Allso, when drawning the "walking route" for the person to certain facilities in the building. "it" should know where the person could walk.
Currently I am trying to create something with CATiledLayers (but I am kinda stuck (I can display the map, using "a tile" format.) and was looking and MapBox might be usefull since it has things like 'drawning' vectors on the map, or icons with information and such. For the walking directions I was thinkin about 'dotting' the walking routes so "Dijkstra's" algorithm" could determine the path. How could I go about this in Mabbox, even if possible?
Any help in the right directions would be greatly appreciated.
Kind regards,
Matthijn Dijkstra
You can likely do this with MapBox. In order to get an image or PDF into MBTiles format, you will want to use TileMill. You basically need to get your imagery into a geographic format. The easiest way would be to export the PDF as a TIFF, then make it a GeoTIFF and follow these instructions. That will let you geo-enable the imagery, get it into TileMill, then export it as MBTiles. Then, you could use the MapBox iOS SDK to bring it to iOS.
You could use a service such as indoor.io to generate the maps. There are a bunch of indoor services out there and more coming on the market.
I'm working with a project its related to Offline map application.Because of that I searched for offline map which shows the defined area. I used MapBox for offline mapping. I can add annotation on this map and draw lines.
But my requirement is offline map with routing. I was fed up to find a offline routing library or offline routing engine to embedded to Xcode.
Appreciate if any of you have any clue or sample project/code to implement this
Note : This question is related to my one. No one replied to this as well
Thanks.
Offline implies no internet, the iPhone is still able in most cases to get the users current location from the GPS. That means that you can be quite confidant that you can find out the current location of the user whilst offline.
The problem with offline routing is that the Phone is dumb, it only remembers the x amount of MB of data in terms of tiles to display.
Routing is something completely different, it takes a point A and B and works out the shortest, fastest, cheapest or all of those between A and B.
This takes a lot more then tiles to accomplish, after all if you think in terms of MVC, tiles are just the dump views, they don't know much about what's around them except what's inside of them. It would be the "controller" who would calculate routes, and for that you would need to be in possession of all the data spanning the desired area for routing.
For each mapping service you will find a different route, maybe not in terms of actual path, but in estimated time, effort etc, what this means is that if you have your own maps (offline in a database), it's up to you to use that data, so you should make your own routing algorithm which I'm sure isn't what you want to do.
So what are your options? At the moment this just isn't possible in the scope you want. Even if you had an offline maps database, you still need a routing algorithm.
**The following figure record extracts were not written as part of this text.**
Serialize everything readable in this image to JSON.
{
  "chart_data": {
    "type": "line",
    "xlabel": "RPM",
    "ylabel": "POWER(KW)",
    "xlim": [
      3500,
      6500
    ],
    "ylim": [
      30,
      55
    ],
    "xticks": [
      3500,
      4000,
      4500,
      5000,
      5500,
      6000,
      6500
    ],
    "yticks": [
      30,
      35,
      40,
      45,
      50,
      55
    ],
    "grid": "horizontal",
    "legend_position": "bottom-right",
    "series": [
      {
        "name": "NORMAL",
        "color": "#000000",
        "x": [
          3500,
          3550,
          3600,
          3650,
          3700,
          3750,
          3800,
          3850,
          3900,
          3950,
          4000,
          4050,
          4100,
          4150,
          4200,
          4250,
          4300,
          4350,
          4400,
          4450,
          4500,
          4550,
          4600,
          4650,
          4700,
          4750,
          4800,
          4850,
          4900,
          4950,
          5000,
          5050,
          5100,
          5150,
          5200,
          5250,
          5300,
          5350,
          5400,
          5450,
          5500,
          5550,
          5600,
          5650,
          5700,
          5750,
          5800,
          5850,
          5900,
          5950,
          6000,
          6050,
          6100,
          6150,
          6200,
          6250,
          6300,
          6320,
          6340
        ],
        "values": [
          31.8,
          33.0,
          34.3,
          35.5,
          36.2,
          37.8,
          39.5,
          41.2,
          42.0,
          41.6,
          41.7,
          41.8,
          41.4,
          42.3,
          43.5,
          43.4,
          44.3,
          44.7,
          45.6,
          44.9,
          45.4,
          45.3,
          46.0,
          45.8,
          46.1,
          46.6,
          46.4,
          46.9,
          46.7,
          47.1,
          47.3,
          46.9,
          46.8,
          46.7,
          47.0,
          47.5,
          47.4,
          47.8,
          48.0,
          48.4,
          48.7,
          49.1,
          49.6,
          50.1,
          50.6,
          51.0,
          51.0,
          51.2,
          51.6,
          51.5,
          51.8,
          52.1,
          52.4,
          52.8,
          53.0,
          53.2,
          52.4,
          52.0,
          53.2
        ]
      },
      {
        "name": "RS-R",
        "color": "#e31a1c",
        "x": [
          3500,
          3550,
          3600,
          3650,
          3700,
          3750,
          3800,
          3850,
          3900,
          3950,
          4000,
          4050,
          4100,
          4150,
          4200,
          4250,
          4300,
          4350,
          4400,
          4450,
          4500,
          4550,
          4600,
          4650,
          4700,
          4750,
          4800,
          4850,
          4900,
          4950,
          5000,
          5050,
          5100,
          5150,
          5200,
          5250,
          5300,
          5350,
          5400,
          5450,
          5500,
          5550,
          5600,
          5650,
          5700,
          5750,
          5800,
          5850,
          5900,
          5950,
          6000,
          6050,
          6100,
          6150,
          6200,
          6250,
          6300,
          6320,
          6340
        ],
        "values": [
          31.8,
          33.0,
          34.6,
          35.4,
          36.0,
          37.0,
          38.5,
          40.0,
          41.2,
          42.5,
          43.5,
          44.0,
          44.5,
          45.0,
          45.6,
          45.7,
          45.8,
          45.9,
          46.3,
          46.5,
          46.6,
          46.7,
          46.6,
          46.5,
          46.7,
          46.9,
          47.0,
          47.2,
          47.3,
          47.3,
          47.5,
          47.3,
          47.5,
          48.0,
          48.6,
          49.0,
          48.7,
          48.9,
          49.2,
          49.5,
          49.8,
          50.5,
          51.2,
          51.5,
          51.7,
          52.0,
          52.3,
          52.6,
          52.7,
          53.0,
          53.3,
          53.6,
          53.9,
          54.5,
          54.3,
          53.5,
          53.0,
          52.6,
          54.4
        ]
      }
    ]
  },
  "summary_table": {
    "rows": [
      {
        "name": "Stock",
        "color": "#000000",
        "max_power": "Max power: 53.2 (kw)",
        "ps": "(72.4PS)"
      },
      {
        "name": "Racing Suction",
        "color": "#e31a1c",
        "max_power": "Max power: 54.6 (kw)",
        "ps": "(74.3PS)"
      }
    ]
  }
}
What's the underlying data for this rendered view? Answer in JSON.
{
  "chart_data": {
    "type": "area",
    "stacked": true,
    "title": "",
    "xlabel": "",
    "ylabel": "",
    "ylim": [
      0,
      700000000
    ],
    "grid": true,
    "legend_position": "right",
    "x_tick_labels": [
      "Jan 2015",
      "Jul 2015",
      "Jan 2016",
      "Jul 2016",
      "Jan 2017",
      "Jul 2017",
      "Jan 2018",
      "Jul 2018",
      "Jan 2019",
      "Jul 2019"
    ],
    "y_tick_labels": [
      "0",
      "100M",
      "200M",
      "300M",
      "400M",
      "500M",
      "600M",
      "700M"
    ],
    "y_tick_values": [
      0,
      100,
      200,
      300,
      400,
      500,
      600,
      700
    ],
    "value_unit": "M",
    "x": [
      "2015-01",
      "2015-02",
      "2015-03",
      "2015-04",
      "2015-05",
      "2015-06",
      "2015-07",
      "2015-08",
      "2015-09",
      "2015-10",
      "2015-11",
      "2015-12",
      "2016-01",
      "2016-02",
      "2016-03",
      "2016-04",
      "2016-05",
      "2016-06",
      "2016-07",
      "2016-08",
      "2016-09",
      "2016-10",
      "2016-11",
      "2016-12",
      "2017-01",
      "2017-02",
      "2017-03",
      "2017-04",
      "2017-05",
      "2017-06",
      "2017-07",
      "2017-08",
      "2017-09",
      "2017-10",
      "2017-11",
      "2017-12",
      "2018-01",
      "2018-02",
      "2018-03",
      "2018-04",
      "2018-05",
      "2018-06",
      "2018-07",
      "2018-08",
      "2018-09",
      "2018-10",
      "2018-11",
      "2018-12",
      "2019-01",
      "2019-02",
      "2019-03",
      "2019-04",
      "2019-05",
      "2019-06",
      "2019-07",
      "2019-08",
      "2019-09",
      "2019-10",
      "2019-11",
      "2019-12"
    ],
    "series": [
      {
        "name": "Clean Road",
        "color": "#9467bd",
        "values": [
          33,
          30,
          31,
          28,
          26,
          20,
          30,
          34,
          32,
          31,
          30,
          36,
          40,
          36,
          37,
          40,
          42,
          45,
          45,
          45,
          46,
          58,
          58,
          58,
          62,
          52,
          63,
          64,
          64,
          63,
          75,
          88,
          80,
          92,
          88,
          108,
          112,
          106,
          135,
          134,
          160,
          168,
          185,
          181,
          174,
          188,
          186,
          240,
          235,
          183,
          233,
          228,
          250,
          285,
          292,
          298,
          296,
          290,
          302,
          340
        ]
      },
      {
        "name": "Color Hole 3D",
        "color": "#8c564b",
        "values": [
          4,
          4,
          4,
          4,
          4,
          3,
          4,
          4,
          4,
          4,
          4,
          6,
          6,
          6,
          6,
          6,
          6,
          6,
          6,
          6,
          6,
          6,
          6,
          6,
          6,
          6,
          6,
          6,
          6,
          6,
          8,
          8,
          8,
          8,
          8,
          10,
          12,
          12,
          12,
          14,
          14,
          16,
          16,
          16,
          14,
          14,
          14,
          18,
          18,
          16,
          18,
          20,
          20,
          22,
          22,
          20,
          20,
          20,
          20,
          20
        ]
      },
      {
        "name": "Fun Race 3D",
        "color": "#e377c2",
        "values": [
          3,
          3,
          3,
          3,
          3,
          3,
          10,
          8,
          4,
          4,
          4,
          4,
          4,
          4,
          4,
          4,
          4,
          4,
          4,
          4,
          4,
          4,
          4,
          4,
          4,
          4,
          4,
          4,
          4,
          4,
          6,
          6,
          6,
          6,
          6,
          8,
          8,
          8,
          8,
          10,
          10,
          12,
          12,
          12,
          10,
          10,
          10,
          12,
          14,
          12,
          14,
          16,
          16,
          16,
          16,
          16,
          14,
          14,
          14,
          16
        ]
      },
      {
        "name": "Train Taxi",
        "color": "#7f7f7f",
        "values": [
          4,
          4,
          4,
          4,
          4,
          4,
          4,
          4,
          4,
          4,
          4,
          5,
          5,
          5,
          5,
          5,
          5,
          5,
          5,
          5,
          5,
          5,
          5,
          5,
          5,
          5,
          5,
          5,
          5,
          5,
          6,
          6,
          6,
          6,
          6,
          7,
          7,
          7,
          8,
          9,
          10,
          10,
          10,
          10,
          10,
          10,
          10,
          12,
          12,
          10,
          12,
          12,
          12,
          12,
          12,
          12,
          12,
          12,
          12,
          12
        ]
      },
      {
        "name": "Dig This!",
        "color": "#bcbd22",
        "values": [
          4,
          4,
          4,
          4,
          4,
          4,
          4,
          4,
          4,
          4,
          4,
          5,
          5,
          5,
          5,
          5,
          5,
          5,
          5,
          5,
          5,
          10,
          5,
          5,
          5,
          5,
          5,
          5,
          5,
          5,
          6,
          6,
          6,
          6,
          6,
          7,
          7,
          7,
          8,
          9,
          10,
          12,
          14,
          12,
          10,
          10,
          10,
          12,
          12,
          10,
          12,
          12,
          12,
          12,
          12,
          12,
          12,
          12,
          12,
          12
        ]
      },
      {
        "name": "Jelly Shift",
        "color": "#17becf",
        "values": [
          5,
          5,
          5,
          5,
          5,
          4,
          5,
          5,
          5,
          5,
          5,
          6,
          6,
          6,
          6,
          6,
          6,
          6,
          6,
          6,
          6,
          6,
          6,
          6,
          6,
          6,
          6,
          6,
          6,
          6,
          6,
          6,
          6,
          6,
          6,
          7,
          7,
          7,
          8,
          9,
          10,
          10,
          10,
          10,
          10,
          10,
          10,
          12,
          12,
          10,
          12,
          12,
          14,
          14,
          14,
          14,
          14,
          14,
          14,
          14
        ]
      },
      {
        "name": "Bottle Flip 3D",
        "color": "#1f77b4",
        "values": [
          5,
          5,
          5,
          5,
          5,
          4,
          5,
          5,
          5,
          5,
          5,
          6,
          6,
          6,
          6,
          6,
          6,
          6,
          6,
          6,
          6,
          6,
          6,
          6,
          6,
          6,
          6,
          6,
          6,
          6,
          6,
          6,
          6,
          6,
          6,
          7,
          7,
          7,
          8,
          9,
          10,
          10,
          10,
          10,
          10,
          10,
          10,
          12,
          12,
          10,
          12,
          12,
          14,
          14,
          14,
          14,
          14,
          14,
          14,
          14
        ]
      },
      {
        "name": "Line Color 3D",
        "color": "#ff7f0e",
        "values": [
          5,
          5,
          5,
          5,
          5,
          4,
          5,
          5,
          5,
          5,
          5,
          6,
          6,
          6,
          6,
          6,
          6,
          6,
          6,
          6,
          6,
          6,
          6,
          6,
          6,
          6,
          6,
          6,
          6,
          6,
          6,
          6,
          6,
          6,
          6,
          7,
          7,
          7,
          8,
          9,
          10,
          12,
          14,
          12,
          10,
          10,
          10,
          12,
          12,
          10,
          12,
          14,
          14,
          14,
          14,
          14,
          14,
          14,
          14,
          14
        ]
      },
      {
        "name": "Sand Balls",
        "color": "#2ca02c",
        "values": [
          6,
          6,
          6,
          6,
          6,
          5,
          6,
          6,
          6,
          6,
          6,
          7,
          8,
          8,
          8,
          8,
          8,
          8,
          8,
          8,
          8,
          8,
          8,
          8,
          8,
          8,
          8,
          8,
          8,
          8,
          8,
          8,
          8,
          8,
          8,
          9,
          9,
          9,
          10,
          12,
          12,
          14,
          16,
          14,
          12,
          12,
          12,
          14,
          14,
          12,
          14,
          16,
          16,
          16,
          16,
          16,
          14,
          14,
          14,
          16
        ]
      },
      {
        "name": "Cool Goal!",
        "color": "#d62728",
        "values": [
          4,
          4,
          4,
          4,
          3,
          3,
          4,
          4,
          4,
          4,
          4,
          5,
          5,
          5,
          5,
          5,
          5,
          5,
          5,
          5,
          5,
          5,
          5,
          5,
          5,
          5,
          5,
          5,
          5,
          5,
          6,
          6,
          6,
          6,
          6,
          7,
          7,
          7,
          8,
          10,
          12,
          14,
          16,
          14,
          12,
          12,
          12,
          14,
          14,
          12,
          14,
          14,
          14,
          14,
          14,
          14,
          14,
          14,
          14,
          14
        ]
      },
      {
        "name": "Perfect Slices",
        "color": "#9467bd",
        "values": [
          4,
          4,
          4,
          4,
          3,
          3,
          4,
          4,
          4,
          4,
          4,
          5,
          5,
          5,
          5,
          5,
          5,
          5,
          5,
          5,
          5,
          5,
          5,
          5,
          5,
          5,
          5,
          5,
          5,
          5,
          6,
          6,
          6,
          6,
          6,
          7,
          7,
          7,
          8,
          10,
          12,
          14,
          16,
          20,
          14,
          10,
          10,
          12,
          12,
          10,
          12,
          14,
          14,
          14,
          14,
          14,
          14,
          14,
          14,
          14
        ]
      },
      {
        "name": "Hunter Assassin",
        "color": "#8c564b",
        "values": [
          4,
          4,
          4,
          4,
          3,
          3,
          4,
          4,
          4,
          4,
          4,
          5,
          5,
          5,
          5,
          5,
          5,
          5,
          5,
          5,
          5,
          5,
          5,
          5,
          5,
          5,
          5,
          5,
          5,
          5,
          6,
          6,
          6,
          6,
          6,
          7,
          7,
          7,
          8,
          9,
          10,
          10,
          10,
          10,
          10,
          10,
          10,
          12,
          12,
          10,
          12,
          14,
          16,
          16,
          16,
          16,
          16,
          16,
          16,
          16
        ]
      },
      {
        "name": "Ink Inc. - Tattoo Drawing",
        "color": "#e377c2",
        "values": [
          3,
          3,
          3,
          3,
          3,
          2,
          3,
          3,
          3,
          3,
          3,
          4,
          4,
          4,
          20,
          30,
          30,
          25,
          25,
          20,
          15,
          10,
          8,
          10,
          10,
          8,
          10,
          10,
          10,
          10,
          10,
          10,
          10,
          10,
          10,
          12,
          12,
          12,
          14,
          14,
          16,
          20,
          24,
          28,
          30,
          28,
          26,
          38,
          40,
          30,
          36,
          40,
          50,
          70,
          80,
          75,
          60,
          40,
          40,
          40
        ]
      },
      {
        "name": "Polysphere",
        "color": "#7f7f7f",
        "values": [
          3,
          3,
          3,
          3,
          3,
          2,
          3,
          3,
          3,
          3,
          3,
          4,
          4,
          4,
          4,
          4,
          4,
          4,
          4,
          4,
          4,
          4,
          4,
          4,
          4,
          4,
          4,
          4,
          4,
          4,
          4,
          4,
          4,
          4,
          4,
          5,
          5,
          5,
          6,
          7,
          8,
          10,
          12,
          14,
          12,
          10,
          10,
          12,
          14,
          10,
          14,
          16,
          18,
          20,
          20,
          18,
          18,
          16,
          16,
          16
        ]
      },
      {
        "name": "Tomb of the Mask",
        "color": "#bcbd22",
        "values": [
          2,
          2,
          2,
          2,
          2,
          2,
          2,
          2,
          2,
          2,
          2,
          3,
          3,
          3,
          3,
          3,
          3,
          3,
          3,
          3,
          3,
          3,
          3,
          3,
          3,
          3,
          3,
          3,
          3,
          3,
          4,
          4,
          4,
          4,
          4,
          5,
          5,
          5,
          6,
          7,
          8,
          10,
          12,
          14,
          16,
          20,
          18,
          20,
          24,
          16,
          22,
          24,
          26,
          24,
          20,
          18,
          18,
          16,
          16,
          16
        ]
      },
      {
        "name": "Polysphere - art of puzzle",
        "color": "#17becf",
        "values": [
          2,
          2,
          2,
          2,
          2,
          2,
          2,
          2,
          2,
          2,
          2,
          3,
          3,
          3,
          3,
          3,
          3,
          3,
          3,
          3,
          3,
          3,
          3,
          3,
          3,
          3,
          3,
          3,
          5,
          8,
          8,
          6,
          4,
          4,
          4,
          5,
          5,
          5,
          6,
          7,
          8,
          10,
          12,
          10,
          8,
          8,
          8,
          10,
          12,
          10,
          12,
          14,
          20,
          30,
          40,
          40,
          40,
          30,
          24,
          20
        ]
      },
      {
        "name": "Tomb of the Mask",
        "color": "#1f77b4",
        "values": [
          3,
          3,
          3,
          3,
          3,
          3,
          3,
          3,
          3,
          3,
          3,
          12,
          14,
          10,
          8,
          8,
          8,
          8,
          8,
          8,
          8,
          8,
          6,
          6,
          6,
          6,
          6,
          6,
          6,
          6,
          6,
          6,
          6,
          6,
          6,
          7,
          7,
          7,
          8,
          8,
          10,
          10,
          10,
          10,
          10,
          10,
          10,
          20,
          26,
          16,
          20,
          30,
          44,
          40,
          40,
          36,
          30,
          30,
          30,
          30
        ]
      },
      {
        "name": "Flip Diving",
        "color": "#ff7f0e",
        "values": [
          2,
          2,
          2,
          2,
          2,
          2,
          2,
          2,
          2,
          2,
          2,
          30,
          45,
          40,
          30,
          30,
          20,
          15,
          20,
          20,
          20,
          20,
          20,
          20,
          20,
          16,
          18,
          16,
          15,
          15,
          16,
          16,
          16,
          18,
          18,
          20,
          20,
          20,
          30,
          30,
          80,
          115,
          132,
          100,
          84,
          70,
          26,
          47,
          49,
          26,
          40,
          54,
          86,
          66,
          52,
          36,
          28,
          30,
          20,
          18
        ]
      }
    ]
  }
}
In offline case also you can get the current location by using only GPS and you can draw overlay lines from current location to the interesting point for that you have to do some calculations
You can make offline routing by using graphhopper library by making graph data which contains (Street names, routes,edges) . Graph data is taken by .pbf file which can be taken by (Use this:http://download.geofabrik.de) and use commands(in Terminal) that was given by (https://github.com/graphhopper/graphhopper-ios/tree/master/graphhopper-ios-sample) to convert .pbf into graph data. Then we can make offline routing with its instruction (All given in graphhopper iOS sample).please refer that carefully. because i have done and finish my project successfully.